Spesso è l’eccessivo amore per i beni materiali – che ci fa accontentare del benessere psicofisico – a portare al disprezzo dei beni spirituali. L’uomo che non vede Dio come  l’origine di ogni bene e non considera la vita eterna come una ricchezza diventa freddo nei confronti dell’amore misericordioso di Dio, perché già ricco di sé. Così perde la carità e resta privo del bene maggiore: il merito di riamare l’Amore, tenendo fisso nel nostro cuore che non si può amare Dio senza amare il prossimo.

 

I “giganti” della carità

 

In tutta la storia della Chiesa, dall’inizio fino ai giorni nostri, si può vedere la presenza costante di uomini e donne che hanno vissuto la carità in modo esemplare. Papa Benedetto XVI nella Deus caritas est,  la Lettera Enciclica sull’amore di Dio, ricorda in particolare la vita di san Lorenzo diacono e di san Martino di Tours, ma cita anche numerosi altri santi che si sono distinti per la dimensione sociale del loro operato e sono così diventati «veri portatori di luce all’interno della storia». Tra questi “giganti” della carità possiamo ricordare san Giuseppe Benedetto Cottolengo e la Beata Teresa di Calcutta (Madre Teresa). Il primo visse tra il 1786 e il 1841, fu ordinato sacerdote a Torino dove dedicò gli ultimi 15 anni della sua vita ad accogliere e curare i malati “rifiutati” dagli altri (orfani, sordomuti, soprattutto invalidi fisici e psichici), coadiuvato in questo lavoro da persone consacrate e volontari. L’opera, da lui fondata per volere di Dio, fu chiamata Piccola Casa della Divina Provvidenza – perché sostenuta esclusivamente attraverso le offerte dei benefattori – e divenne presto uno stimatissimo e ricercato ospedale, nel quale, ancora oggi, tutti gli operatori devono agire mossi dalla carità di Cristo. “L’amore di Cristo ci spinge” (2Cor 5,14), amava ripetere il Cottolengo, consapevole che le opere di carità prendono origine dall’amore di Dio per l’uomo e sono portate a compimento per amore a Dio.

 

Anche Madre Teresa di Calcutta (1910-1997), consacrò la sua vita al servizio dei “più poveri tra i poveri”, fondando una Congregazione missionaria dedita alla cura delle persone più bisognose, oggi diffusa in tutto il mondo.
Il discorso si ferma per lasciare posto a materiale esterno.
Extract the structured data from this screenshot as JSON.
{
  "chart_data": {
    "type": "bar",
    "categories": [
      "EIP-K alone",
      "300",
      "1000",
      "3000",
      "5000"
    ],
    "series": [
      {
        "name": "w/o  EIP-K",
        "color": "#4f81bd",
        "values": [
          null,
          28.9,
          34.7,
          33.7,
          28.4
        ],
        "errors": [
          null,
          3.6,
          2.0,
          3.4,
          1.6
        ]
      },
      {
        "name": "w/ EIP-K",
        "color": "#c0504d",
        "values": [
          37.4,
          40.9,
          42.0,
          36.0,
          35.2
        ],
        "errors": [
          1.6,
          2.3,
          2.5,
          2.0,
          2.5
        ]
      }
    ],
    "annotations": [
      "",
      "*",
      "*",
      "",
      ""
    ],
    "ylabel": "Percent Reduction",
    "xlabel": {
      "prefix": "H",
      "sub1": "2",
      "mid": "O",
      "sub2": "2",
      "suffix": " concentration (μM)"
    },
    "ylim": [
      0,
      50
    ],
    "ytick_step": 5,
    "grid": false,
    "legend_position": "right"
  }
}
Nell’omelia di beatificazione di Madre Teresa, Papa Giovanni Paolo II disse:

 

«Come madre autentica per i poveri, si è chinata verso coloro che soffrivano diverse forme di povertà. La sua grandezza risiede nella sua abilità di dare senza calcolare i costi, di dare “fino a quando fa male”. La sua vita è stata un vivere radicale e una proclamazione audace del Vangelo. […] “Ogni volta che avete fatto queste cose a uno solo di questi miei fratelli più piccoli, l’avete fatto a me” (Mt 25, 40). Questo passo del Vangelo, così fondamentale per comprendere il servizio di Madre Teresa ai poveri, era alla base della sua convinzione, piena di fede, che nel toccare i corpi deperiti dei poveri toccava il corpo di Cristo. Era a Gesù stesso, nascosto sotto le vesti angoscianti dei più poveri tra i poveri, che era diretto il suo servizio. […] Desiderava essere un “segno dell’amore di Dio, della presenza di Dio, della compassione di Dio” e, in tal modo, ricordare a tutti il valore e la dignità di ogni figlio di Dio, “creato per amare ed essere amato”. Era così che Madre Teresa “portava le anime a Dio e Dio alle anime”, placando la sete di Cristo, soprattutto delle persone più bisognose, la cui visione di Dio era stata offuscata dalla sofferenza e dal dolore”» (Giovanni Paolo II, Omelia, 19 Ottobre 2003).